Now, if it's just a segment of the lower legs and not in a stocking distribution, it gets a little weirder and would be harder to explain physiologically, but whatever. An early small fiber neuropathy could cause a subtle loss of temperature sensation without an obvious change in pinprick sensation or reflexes. Or the patient might have just realized that their lower legs are less sensitive than their thighs and it means nothing. That's neurology for you.

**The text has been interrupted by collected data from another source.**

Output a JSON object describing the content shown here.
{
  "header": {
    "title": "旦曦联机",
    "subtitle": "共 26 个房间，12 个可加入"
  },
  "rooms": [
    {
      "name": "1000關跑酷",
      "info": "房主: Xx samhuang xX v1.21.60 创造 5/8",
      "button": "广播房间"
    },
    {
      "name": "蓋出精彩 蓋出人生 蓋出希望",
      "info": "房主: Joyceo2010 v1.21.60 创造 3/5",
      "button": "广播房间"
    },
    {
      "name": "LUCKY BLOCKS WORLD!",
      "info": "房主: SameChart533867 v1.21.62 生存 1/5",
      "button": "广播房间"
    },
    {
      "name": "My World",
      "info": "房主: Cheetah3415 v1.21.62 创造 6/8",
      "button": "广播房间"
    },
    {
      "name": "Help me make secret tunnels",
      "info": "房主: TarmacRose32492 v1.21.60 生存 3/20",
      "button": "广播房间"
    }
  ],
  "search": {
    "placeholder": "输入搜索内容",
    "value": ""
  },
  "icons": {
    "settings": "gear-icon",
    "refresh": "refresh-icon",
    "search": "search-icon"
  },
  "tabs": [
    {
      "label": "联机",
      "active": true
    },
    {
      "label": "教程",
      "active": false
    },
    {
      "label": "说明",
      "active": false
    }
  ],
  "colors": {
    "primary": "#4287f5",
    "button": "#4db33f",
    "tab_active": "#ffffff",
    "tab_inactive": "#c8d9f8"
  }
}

I had no idea that people had to blow dry self tanner onto their skin. Sounds like a lot of work to look unnaturally orange.
 
Thank you for your reply.


Yes, this patient did not have a typical stocking distribution. That is to say, the feet were not involved at all. Only the lower legs and above the knees a good three inches. Possibly outer sides of thighs could be involved but was unsure. Is there any reason for this physiologically?


For sensory exams I understand at there are normal variations in temperature and sensation in individuals legs. But with that said....

Patient could feel object as it rolled across lower legs, but when compared to upper legs was not sharp. It was sharp though on upper legs and feet.

For temperature, fronts of shins were not cold at all, while sides of lower legs were said to be much more so.

In everyone's opinion, what is the natural sensory variation typical of legs?


Thanks you!
 
Is the OP the patient?

I had no idea that people had to blow dry self tanner onto their skin. Sounds like a lot of work to look unnaturally orange.